Failed Ideas for Failed States? Liberal International State-Building in Bosnia and Herzegovina
Author(s): Darragh Farrell
In state-building attempts, such as those presently being undertaken in the divided societies of Kosovo, Iraq and Afghanistan, for example, liberal international interventionism has a number of recommended tools at its disposal. These include economic reforms, electoral engineering and the promotion of favourable domestic political elites. This paper examines the international state-building efforts in Bosnia and Herzegovina, a country which is in many ways the prototype for later, similar international action, assessing whether the liberal reforms used have been successful in achieving their aims. The various liberal reforms alone may not be sufficient in resolving the problems of what are deemed ‘failing’ states by Western liberals.

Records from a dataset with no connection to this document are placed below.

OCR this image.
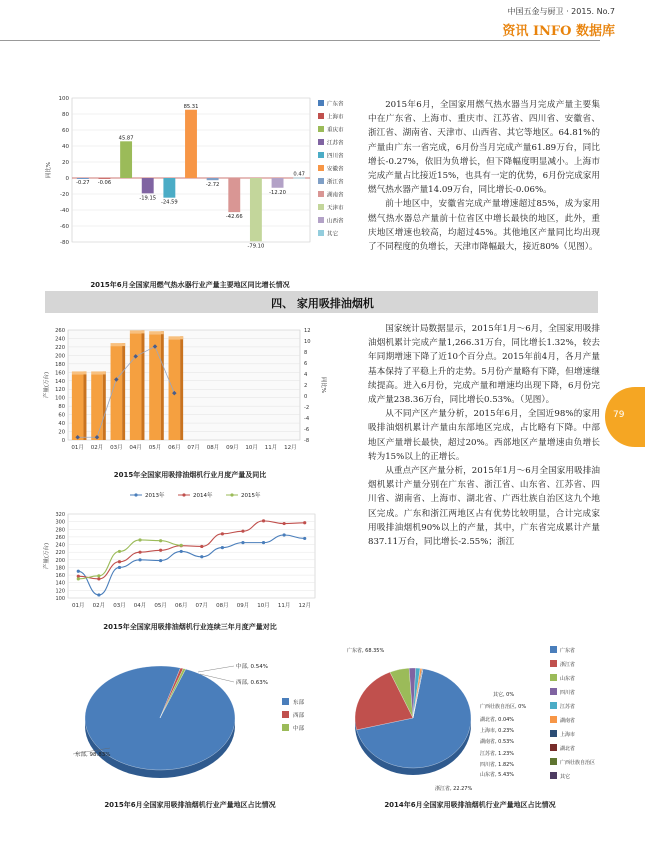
中国五金与厨卫 · 2015. No.7
资讯 INFO 数据库
79
100
80
60
40
20
0
-20
-40
-60
-80
-0.27 -0.06
45.87
-19.15
-24.59
85.31
-2.72
-42.66
-79.10
-12.20
0.47
同比%
广东省
上海市
重庆市
江苏省
四川省
安徽省
浙江省
湖南省
天津市
山西省
其它
2015年6月全国家用燃气热水器行业产量主要地区同比增长情况

2015年6月，全国家用燃气热水器当月完成产量主要集中在广东省、上海市、重庆市、江苏省、四川省、安徽省、浙江省、湖南省、天津市、山西省、其它等地区。64.81%的产量由广东一省完成，6月份当月完成产量61.89万台，同比增长-0.27%，依旧为负增长，但下降幅度明显减小。上海市完成产量占比接近15%，也具有一定的优势，6月份完成家用燃气热水器产量14.09万台，同比增长-0.06%。

前十地区中，安徽省完成产量增速超过85%，成为家用燃气热水器总产量前十位省区中增长最快的地区，此外，重庆地区增速也较高，均超过45%。其他地区产量同比均出现了不同程度的负增长，天津市降幅最大，接近80%（见图）。

四、 家用吸排油烟机
260
240
220
200
180
160
140
120
100
80
60
40
20
0
12
10
8
6
4
2
0
-2
-4
-6
-8
01月 02月 03月 04月 05月 06月 07月 08月 09月 10月 11月 12月
产量(万台)	同比%
2015年全国家用吸排油烟机行业月度产量及同比
2013年	2014年	2015年
320
300
280
260
240
220
200
180
160
140
120
100
01月 02月 03月 04月 05月 06月 07月 08月 09月 10月 11月 12月
产量(万台)
2015年全国家用吸排油烟机行业连续三年月度产量对比

国家统计局数据显示，2015年1月～6月，全国家用吸排油烟机累计完成产量1,266.31万台，同比增长1.32%，较去年同期增速下降了近10个百分点。2015年前4月，各月产量基本保持了平稳上升的走势。5月份产量略有下降，但增速继续提高。进入6月份，完成产量和增速均出现下降，6月份完成产量238.36万台，同比增长0.53%。（见图）。

从不同产区产量分析，2015年6月，全国近98%的家用吸排油烟机累计产量由东部地区完成，占比略有下降。中部地区产量增长最快，超过20%。西部地区产量增速由负增长转为15%以上的正增长。

从重点产区产量分析，2015年1月～6月全国家用吸排油烟机累计产量分别在广东省、浙江省、山东省、江苏省、四川省、湖南省、上海市、湖北省、广西壮族自治区这九个地区完成。广东和浙江两地区占有优势比较明显，合计完成家用吸排油烟机90%以上的产量，其中，广东省完成累计产量837.11万台，同比增长-2.55%；浙江

东部, 98.83%
西部, 0.63%
中部, 0.54%
东部
西部
中部
2015年6月全国家用吸排油烟机行业产量地区占比情况
广东省, 68.35%
浙江省, 22.27%
山东省, 5.43%
四川省, 1.82%
江苏省, 1.23%
湖南省, 0.53%
上海市, 0.23%
湖北省, 0.04%
广西壮族自治区, 0%
其它, 0%
广东省
浙江省
山东省
四川省
江苏省
湖南省
上海市
湖北省
广西壮族自治区
其它
2014年6月全国家用吸排油烟机行业产量地区占比情况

The paper contends that those same ‘failing’ states must settle fundamental questions surrounding the “stateness of the state” in order to provide the foundations necessary to resolve the fractures and ‘failings’ which justified international administration in the first place.
About the Author:
In 2008, Dr. Farrell completed his PhD entitled Democracy Promotion, Domestic Responsibility and the Impact of International Intervention on the Political Life of the Republika Srpska in the Department of Sociology at the National University of Ireland, Maynooth. Affiliated to the Centre for the Study of a Wider Europe at NUI Maynooth, Dr. Farrell has authored a number of articles on the politics of the Republika Srpska and Bosnia and Herzegovina. He is currently undertaking further research in Bosnia and Herzegovina.